A Bias-Variance-Covariance Decomposition of Kernel Scores for Generative Models
Sebastian G. Gruber, Florian Buettner
TL;DR
This work introduces a bias-variance-covariance decomposition for kernel scores to analyze generalization and uncertainty in generative models. It defines distributional variance $\operatorname{Var}_k(P)$ and distributional covariance $\operatorname{Cov}_k(P,Q)$ and shows how the expected kernel score decomposes as $\mathbb{E}[S_k(\hat{P},Y)] = -\lVert Q\rVert_k^2 + \lVert \mathbb{E}[\hat{P}] - Q \rVert_k^2 + Var_k(\hat{P})$, with an ensemble adding a covariance term. The authors provide unbiased, consistent estimators $\widehat{\operatorname{Var}}_k^{(n,m)}$ and $\widehat{\operatorname{Cov}}_k^{(n,m)}$ that rely only on samples, enabling BVCD analysis for both open and closed-source models. Empirically, kernel entropy demonstrates strong predictive power for generalization in image and audio tasks and outperforms baselines in uncertainty estimation for NLP question answering on CoQA and TriviaQA. The framework offers a transferable, kernel-based approach to quantify uncertainty in diverse generative settings and provides practical guidance on kernel choice and sample requirements.
Abstract
Generative models, like large language models, are becoming increasingly relevant in our daily lives, yet a theoretical framework to assess their generalization behavior and uncertainty does not exist. Particularly, the problem of uncertainty estimation is commonly solved in an ad-hoc and task-dependent manner. For example, natural language approaches cannot be transferred to image generation. In this paper, we introduce the first bias-variance-covariance decomposition for kernel scores. This decomposition represents a theoretical framework from which we derive a kernel-based variance and entropy for uncertainty estimation.
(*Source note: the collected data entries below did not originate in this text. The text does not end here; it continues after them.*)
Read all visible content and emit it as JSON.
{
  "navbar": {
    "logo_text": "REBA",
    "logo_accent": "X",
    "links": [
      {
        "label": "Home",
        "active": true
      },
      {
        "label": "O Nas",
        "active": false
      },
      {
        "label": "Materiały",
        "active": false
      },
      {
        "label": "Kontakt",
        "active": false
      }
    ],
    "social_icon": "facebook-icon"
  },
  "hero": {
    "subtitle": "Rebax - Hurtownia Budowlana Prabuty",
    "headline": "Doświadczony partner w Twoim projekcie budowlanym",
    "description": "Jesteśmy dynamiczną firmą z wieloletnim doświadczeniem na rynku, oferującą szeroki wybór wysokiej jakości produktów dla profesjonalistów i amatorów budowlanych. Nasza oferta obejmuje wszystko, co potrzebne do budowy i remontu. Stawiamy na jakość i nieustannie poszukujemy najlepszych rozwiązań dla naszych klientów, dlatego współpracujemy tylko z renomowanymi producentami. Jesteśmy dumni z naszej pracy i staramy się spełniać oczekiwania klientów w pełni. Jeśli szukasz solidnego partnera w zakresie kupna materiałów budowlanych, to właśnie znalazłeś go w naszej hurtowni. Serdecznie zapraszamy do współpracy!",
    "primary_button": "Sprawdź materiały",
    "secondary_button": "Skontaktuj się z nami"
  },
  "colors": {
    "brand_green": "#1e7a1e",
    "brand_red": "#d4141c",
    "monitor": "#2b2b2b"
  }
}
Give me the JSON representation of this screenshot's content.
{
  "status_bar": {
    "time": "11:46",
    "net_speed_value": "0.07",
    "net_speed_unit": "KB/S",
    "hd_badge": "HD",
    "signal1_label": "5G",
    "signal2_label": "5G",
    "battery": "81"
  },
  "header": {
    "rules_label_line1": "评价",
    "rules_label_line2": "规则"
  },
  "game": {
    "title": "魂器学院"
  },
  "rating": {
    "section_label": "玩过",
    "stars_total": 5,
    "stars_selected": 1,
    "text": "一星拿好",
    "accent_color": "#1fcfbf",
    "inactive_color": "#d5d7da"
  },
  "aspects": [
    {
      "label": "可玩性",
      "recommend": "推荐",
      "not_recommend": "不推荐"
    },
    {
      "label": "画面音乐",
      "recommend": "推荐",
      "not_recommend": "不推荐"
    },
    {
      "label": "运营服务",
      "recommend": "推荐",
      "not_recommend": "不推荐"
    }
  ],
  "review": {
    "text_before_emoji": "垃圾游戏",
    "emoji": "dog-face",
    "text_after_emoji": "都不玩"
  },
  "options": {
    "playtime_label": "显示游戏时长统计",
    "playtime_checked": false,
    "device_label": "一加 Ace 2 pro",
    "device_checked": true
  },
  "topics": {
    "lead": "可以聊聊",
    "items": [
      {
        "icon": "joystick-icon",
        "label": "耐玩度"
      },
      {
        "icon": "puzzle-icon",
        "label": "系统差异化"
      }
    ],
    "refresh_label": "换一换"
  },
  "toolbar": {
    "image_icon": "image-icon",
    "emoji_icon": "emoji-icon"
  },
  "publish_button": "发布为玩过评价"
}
We propose unbiased and consistent estimators for each quantity which only require generated samples but not the underlying model itself. Based on the wide applicability of kernels, we demonstrate our framework via generalization and uncertainty experiments for image, audio, and language generation. Specifically, kernel entropy for uncertainty estimation is more predictive of performance on CoQA and TriviaQA question answering datasets than existing baselines and can also be applied to closed-source models.